I thought back to comments I gave earlier this year at a naturalization ceremony. These new citizens were gifted with the opportunity to forge for themselves a new American identity, complete with all its blessings, possibilities, and responsibilities.
That morning at the U.S.S. Alabama Battleship Memorial Park, I spoke of the American belief in self-government, that ‘we the people’ can govern ourselves. To successfully execute such a radical (at the time) idea, we had to found our nation on some basic values. From our adherence and loyalty to those values, our American character was created.
I quoted the words of the nineteenth century French observer of early America, Alexis De Tocqueville, written several decades after our nation’s founding. He said “America is great because she is good. If America ceases to be good, America will cease to be great.”
De Tocqueville knew that democracy, in many ways, is a burden upon its people. They cannot rely on the direction of an autocrat. In a democracy, more so than other systems of government, the nature of its people is reflected in their government. De Tocqueville knew that for a representative democracy like ours to remain, its people must be virtuous. That is a big responsibility!

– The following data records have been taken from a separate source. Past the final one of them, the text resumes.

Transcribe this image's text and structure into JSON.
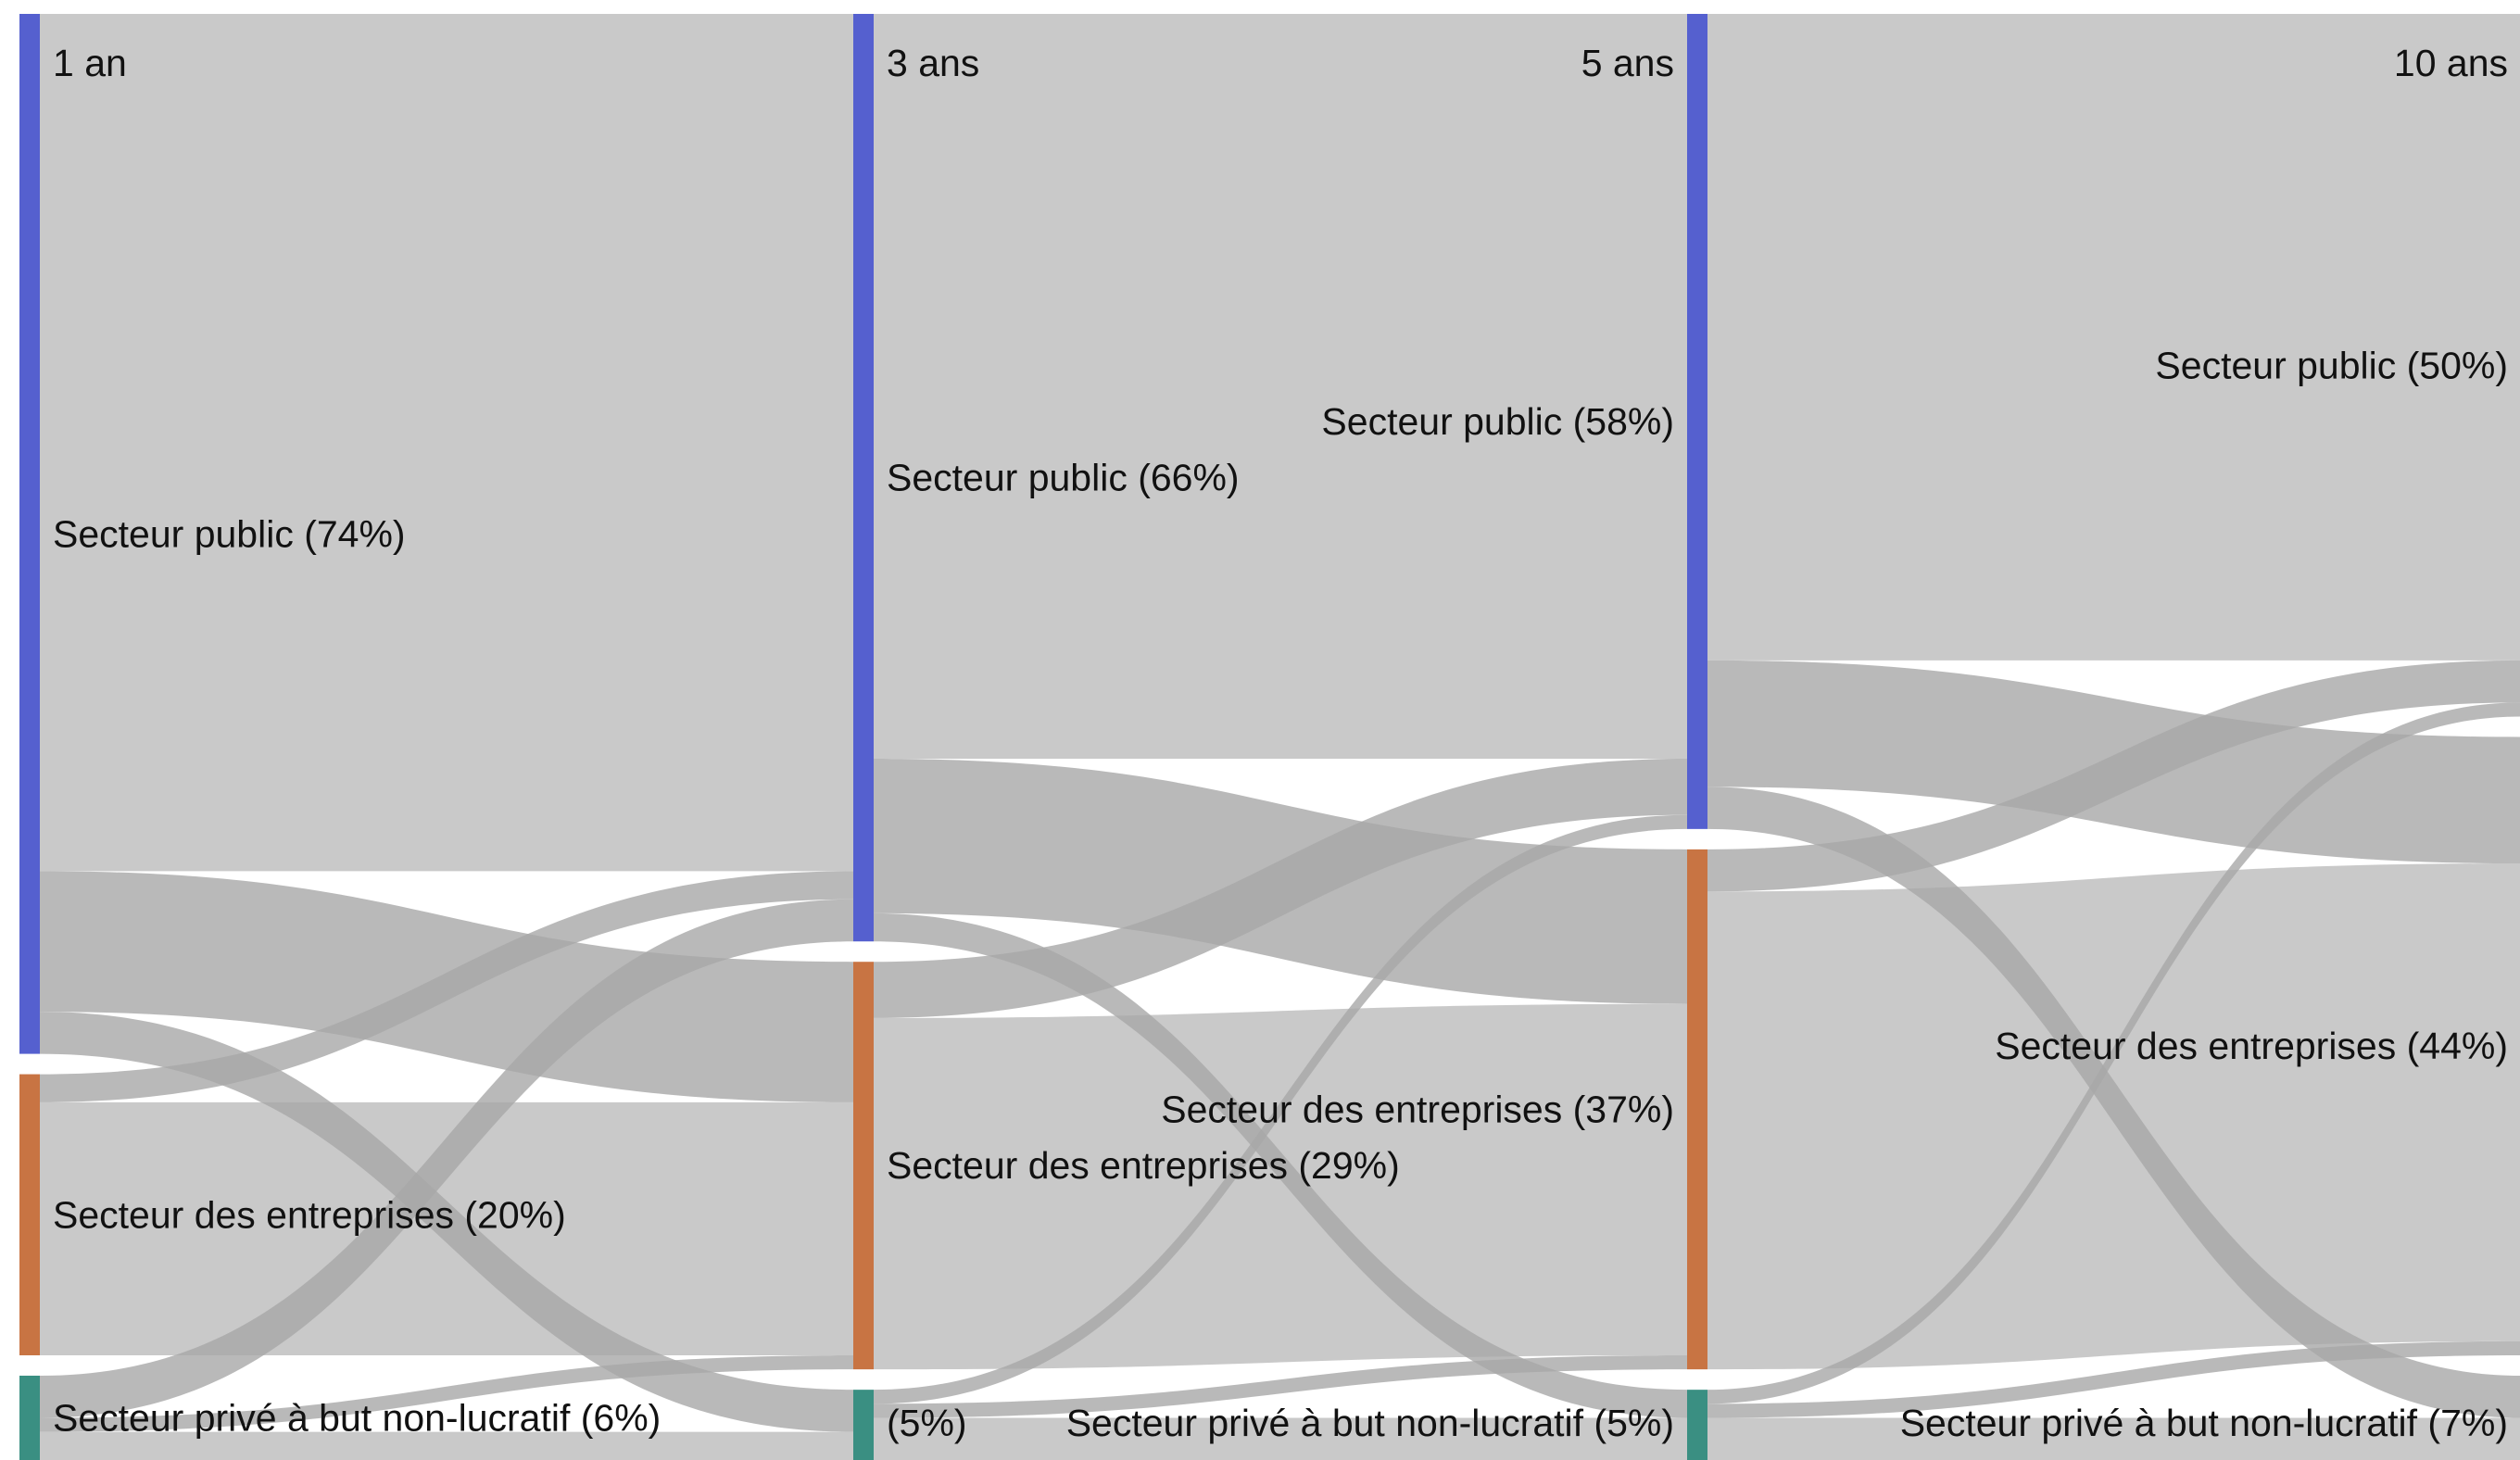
{
  "chart_data": {
    "type": "sankey",
    "title": "",
    "stages": [
      "1 an",
      "3 ans",
      "5 ans",
      "10 ans"
    ],
    "categories": [
      "Secteur public",
      "Secteur des entreprises",
      "Secteur privé à but non-lucratif"
    ],
    "colors": {
      "Secteur public": "#5560cf",
      "Secteur des entreprises": "#c87443",
      "Secteur privé à but non-lucratif": "#3a8f82",
      "link": "#a8a8a8"
    },
    "nodes": [
      {
        "stage": 0,
        "category": 0,
        "share": 74,
        "label": "Secteur public (74%)"
      },
      {
        "stage": 0,
        "category": 1,
        "share": 20,
        "label": "Secteur des entreprises (20%)"
      },
      {
        "stage": 0,
        "category": 2,
        "share": 6,
        "label": "Secteur privé à but non-lucratif (6%)"
      },
      {
        "stage": 1,
        "category": 0,
        "share": 66,
        "label": "Secteur public (66%)"
      },
      {
        "stage": 1,
        "category": 1,
        "share": 29,
        "label": "Secteur des entreprises (29%)"
      },
      {
        "stage": 1,
        "category": 2,
        "share": 5,
        "label": "(5%)"
      },
      {
        "stage": 2,
        "category": 0,
        "share": 58,
        "label": "Secteur public (58%)"
      },
      {
        "stage": 2,
        "category": 1,
        "share": 37,
        "label": "Secteur des entreprises (37%)"
      },
      {
        "stage": 2,
        "category": 2,
        "share": 5,
        "label": "Secteur privé à but non-lucratif (5%)"
      },
      {
        "stage": 3,
        "category": 0,
        "share": 50,
        "label": "Secteur public (50%)"
      },
      {
        "stage": 3,
        "category": 1,
        "share": 44,
        "label": "Secteur des entreprises (44%)"
      },
      {
        "stage": 3,
        "category": 2,
        "share": 7,
        "label": "Secteur privé à but non-lucratif (7%)"
      }
    ],
    "flows": [
      {
        "from_stage": 0,
        "source": 0,
        "target": 0,
        "value": 61
      },
      {
        "from_stage": 0,
        "source": 0,
        "target": 1,
        "value": 10
      },
      {
        "from_stage": 0,
        "source": 0,
        "target": 2,
        "value": 3
      },
      {
        "from_stage": 0,
        "source": 1,
        "target": 0,
        "value": 2
      },
      {
        "from_stage": 0,
        "source": 1,
        "target": 1,
        "value": 18
      },
      {
        "from_stage": 0,
        "source": 2,
        "target": 0,
        "value": 3
      },
      {
        "from_stage": 0,
        "source": 2,
        "target": 1,
        "value": 1
      },
      {
        "from_stage": 0,
        "source": 2,
        "target": 2,
        "value": 2
      },
      {
        "from_stage": 1,
        "source": 0,
        "target": 0,
        "value": 53
      },
      {
        "from_stage": 1,
        "source": 0,
        "target": 1,
        "value": 11
      },
      {
        "from_stage": 1,
        "source": 0,
        "target": 2,
        "value": 2
      },
      {
        "from_stage": 1,
        "source": 1,
        "target": 0,
        "value": 4
      },
      {
        "from_stage": 1,
        "source": 1,
        "target": 1,
        "value": 25
      },
      {
        "from_stage": 1,
        "source": 2,
        "target": 0,
        "value": 1
      },
      {
        "from_stage": 1,
        "source": 2,
        "target": 1,
        "value": 1
      },
      {
        "from_stage": 1,
        "source": 2,
        "target": 2,
        "value": 3
      },
      {
        "from_stage": 2,
        "source": 0,
        "target": 0,
        "value": 46
      },
      {
        "from_stage": 2,
        "source": 0,
        "target": 1,
        "value": 9
      },
      {
        "from_stage": 2,
        "source": 0,
        "target": 2,
        "value": 3
      },
      {
        "from_stage": 2,
        "source": 1,
        "target": 0,
        "value": 3
      },
      {
        "from_stage": 2,
        "source": 1,
        "target": 1,
        "value": 34
      },
      {
        "from_stage": 2,
        "source": 2,
        "target": 0,
        "value": 1
      },
      {
        "from_stage": 2,
        "source": 2,
        "target": 1,
        "value": 1
      },
      {
        "from_stage": 2,
        "source": 2,
        "target": 2,
        "value": 3
      }
    ]
  }
}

With the goal of creating and preserving a virtuous society, our founders laid out fundamental principles. Our natural rights were given to us by God. Government is instituted by men to protect those rights. With our rights preserved, our values can flourish.
Those values have led to the traditions, vibrancy, and endurance of American culture.
We all know that our country is one of religious freedom. Each of us can practice any religion we choose or none at all. The establishment clause of our constitution prohibits an official state religion.
However, our nation has increasingly rejected our foundational beliefs in natural rights and moral absolutism – that there is universal right and wrong that does not change. Without these beliefs, law and order and even good and evil are subjective. Not only can these definitions change from generation to generation, but conflicting value systems will clash violently in the present.
Unfortunately, the post-modern world in which we live seeks not only to undermine religious freedom but moral absolutism itself. These attacks are no longer limited to the salons of liberal coastal enclaves. They are now taking place in the halls of Congress.
I’m also troubled by the weakening of an American quality that has served to keep our large and diverse nation together—our sense of community.
Communities are not made up of thousands of Twitter followers or Facebook friends. They are forged through the personal interactions all humans need. They are forged at neighborhood parties, Little League practices, Friday night football games, and places of worship.
Unfortunately, in recent decades, our sense of community has been lost, and the consequences have been swift and severe. Technologies initially projected to bring us together have led to a growing epidemic of crushing isolation. Mental health issues have skyrocketed.
The result has been a fundamental breakdown of American society. To reverse the trend, we must return to the values and sense of community that made America strong.
These traditional American values are Alabama values. They have guided me as a son, brother, father, and now grandfather. They are the values that guide me in Washington.
I will not remain silent while those who cherish these values are attacked and blamed for problems caused by the rejection of what made us great. American values – and our rights – must be defended.